Being farther from someone is physical. It’s miles and cities and states. It’s being in a location from your best friends. But being further from someone is emotional. Being further from someone isn’t something you can see,it’s something you feel. It’s not having those post going-out morning debriefs that used to set the tone for your Saturday. It’s texting an inside joke and realizing it doesn’t land the same without their laugh on the other end. To me those two words aren’t just the space between two places, but the space between two versions of your life.
The more I think about it, the more I realize that distance of any kind isn’t always a loss.
Sometimes it’s a challenge. It’s emotional and spiritual. Because when someone isn’t just a 2 minute walk away, when their voice isn't background noise when you’re studying, staying in touch becomes a choice. A commitment. And when you do finally see each other again, it makes that time you have even more precious.

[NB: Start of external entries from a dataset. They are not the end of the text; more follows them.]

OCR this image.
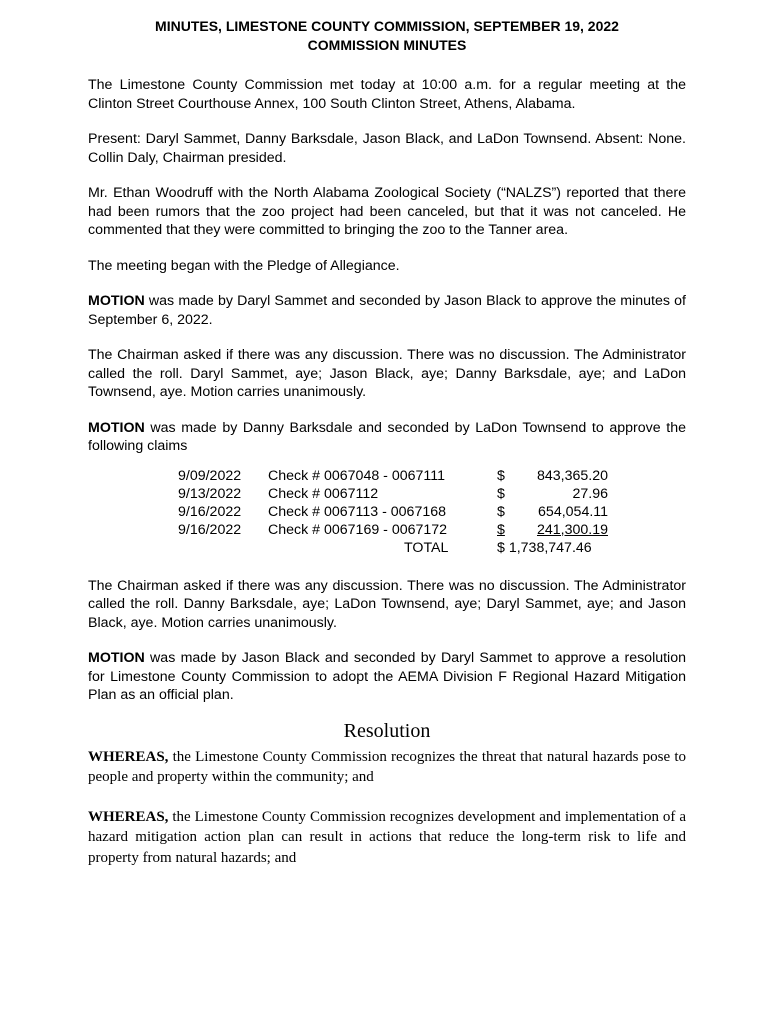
MINUTES, LIMESTONE COUNTY COMMISSION, SEPTEMBER 19, 2022
COMMISSION MINUTES

The Limestone County Commission met today at 10:00 a.m. for a regular meeting at the Clinton Street Courthouse Annex, 100 South Clinton Street, Athens, Alabama.

Present: Daryl Sammet, Danny Barksdale, Jason Black, and LaDon Townsend. Absent: None. Collin Daly, Chairman presided.

Mr. Ethan Woodruff with the North Alabama Zoological Society (“NALZS”) reported that there had been rumors that the zoo project had been canceled, but that it was not canceled. He commented that they were committed to bringing the zoo to the Tanner area.

The meeting began with the Pledge of Allegiance.

MOTION was made by Daryl Sammet and seconded by Jason Black to approve the minutes of September 6, 2022.

The Chairman asked if there was any discussion. There was no discussion. The Administrator called the roll. Daryl Sammet, aye; Jason Black, aye; Danny Barksdale, aye; and LaDon Townsend, aye. Motion carries unanimously.

MOTION was made by Danny Barksdale and seconded by LaDon Townsend to approve the following claims

9/09/2022 Check # 0067048 - 0067111	$	843,365.20
9/13/2022 Check # 0067112	$	27.96
9/16/2022 Check # 0067113 - 0067168	$	654,054.11
9/16/2022 Check # 0067169 - 0067172	$	241,300.19
TOTAL	$ 1,738,747.46

The Chairman asked if there was any discussion. There was no discussion. The Administrator called the roll. Danny Barksdale, aye; LaDon Townsend, aye; Daryl Sammet, aye; and Jason Black, aye. Motion carries unanimously.

MOTION was made by Jason Black and seconded by Daryl Sammet to approve a resolution for Limestone County Commission to adopt the AEMA Division F Regional Hazard Mitigation Plan as an official plan.

Resolution

WHEREAS, the Limestone County Commission recognizes the threat that natural hazards pose to people and property within the community; and

WHEREAS, the Limestone County Commission recognizes development and implementation of a hazard mitigation action plan can result in actions that reduce the long-term risk to life and property from natural hazards; and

In showing up for the people you care about, even when life feels messy and unfamiliar, it proves that that connection doesn’t have to look the same to still be real. That friendship can shift and stretch and still be there. That love can change shape and still mean just as much.
Because life is so uncontrollable. And maybe that’s not something to resist. Maybe it’s something to make space for.
There’s a calm kind of beauty in realizing that nothing stays the same forever. People drift. They grow. They come back. Sometimes things fall apart to make room for something new. And maybe farther and further aren’t always signs of losing something,maybe they’re just part of finding what comes next.
So yeah, I’ve never been good at change. But I’m learning that change, even when it’s uncomfortable and unclear, can still be good and also worth it (I hope).